El origen de esta confusión, en la tradición filosófica del mundo occidental, opuso los conceptos de pasión y razón, nivelando con cierta tendencia, la pasión con las emociones, los apetitos y las compulsiones. En líneas generales, las pasiones fueron consideradas como expresiones humanas subalternas y hasta cierto punto desordenadas. Existen eruditos en la materia que sostienen a pie juntillas, que la pasión es un impedimento para realizar una elección racional y ética, puesto que se supone, actúa con evidente inclinación premeditada en aquellos que deciden, sobre los destinos de otros.
Es interesante lo que el filósofo y ensayista italiano, Remo Bodei, supo clasificar con sabio criterio, como es posible otorgar distintos colores a variedades diferentes de pasiones, que cataloga en negras, grises y rojas. Las negras son las pasiones ‘fascistas’, que desprecian el individualismo, condenando el bienestar individual y practicando la apología de la guerra.
Las rojas son las típicas de los movimientos revolucionarios y, según Bodei, buscan alcanzar un mundo más justo y un hombre nuevo y, si bien exigen la renuncia a la felicidad individual, pretenden que esta renuncia sea de carácter temporal. Las grises tienen que ver con la democracia liberal, en el que podemos situar al modelo de persona típica de la cultura de nuestro tiempo. Representan a un individualismo moderado, que odia los extremos y separa cuidadosamente lo público de lo privado. El autor las define como no fanáticas, no heroicas, sino cotidianas y de cauces absolutamente normales.
En todos los casos se trata de sostener una voluntad firme -por eso son pasiones-, respecto de cómo debería ser el mundo en el que vivimos. Aunque los valores en juego diferencien a las pasiones negras, habitualmente impregnadas de odio y violencia, de las rojas, llenas de ideales fraternos y justicia, en ocasiones el avasallamiento hacia los otros es semejante.
Si revisamos la historia moderna, nos encontramos con discursos, por ejemplo de los jerarcas y dictadores con apoyo popular, vemos con claridad cómo la propuesta política es reiterativa y pobre, está compuesta por exhortaciones vacías, repeticiones de carácter ritual y movimientos escenográficos grandilocuentes. No hay en esos mensajes, una propuesta racional ni una invitación al pensamiento. Sí hay fanatismo y desprecio a la disidencia.

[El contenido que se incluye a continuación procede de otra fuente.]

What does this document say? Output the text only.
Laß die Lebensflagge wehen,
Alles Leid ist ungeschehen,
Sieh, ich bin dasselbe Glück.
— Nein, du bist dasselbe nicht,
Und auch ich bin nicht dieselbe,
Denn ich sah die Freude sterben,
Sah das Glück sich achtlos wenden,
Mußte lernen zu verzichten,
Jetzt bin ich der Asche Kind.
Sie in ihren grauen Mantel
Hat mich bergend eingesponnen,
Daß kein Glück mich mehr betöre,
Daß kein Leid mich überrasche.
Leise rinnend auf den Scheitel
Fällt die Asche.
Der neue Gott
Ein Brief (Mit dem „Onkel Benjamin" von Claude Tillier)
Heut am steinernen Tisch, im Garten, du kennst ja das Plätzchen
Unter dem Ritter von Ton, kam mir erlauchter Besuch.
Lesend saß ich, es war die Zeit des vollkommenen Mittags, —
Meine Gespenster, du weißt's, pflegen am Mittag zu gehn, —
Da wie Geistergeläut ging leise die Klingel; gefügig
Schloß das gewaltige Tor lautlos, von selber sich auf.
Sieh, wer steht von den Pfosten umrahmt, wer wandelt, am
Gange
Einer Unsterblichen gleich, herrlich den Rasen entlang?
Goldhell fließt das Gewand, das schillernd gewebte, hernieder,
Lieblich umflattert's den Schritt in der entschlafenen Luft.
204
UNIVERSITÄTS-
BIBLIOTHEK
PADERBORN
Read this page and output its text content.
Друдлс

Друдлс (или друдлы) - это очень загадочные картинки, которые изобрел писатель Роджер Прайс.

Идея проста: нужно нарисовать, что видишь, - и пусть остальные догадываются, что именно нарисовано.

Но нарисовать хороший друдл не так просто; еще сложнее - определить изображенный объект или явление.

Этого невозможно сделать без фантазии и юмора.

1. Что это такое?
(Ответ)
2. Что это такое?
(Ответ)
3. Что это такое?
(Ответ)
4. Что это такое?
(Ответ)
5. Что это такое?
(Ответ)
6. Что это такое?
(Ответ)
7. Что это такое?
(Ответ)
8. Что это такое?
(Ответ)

Bajo estas nuevas condiciones, ¿cómo transita hoy el deseo y la pasión por ejercer la política? La actual decadencia de los partidos políticos y su capacidad de representar los intereses de la clase social, junto a la pérdida de liderazgo para ejecutar de manera confiable, la defensa de los intereses e ideales del conjunto social de los que representan, derivan indefectiblemente en un descreimiento de las instituciones tradicionales y aun de los valores de la democracia como orgullosos distintivos de un país.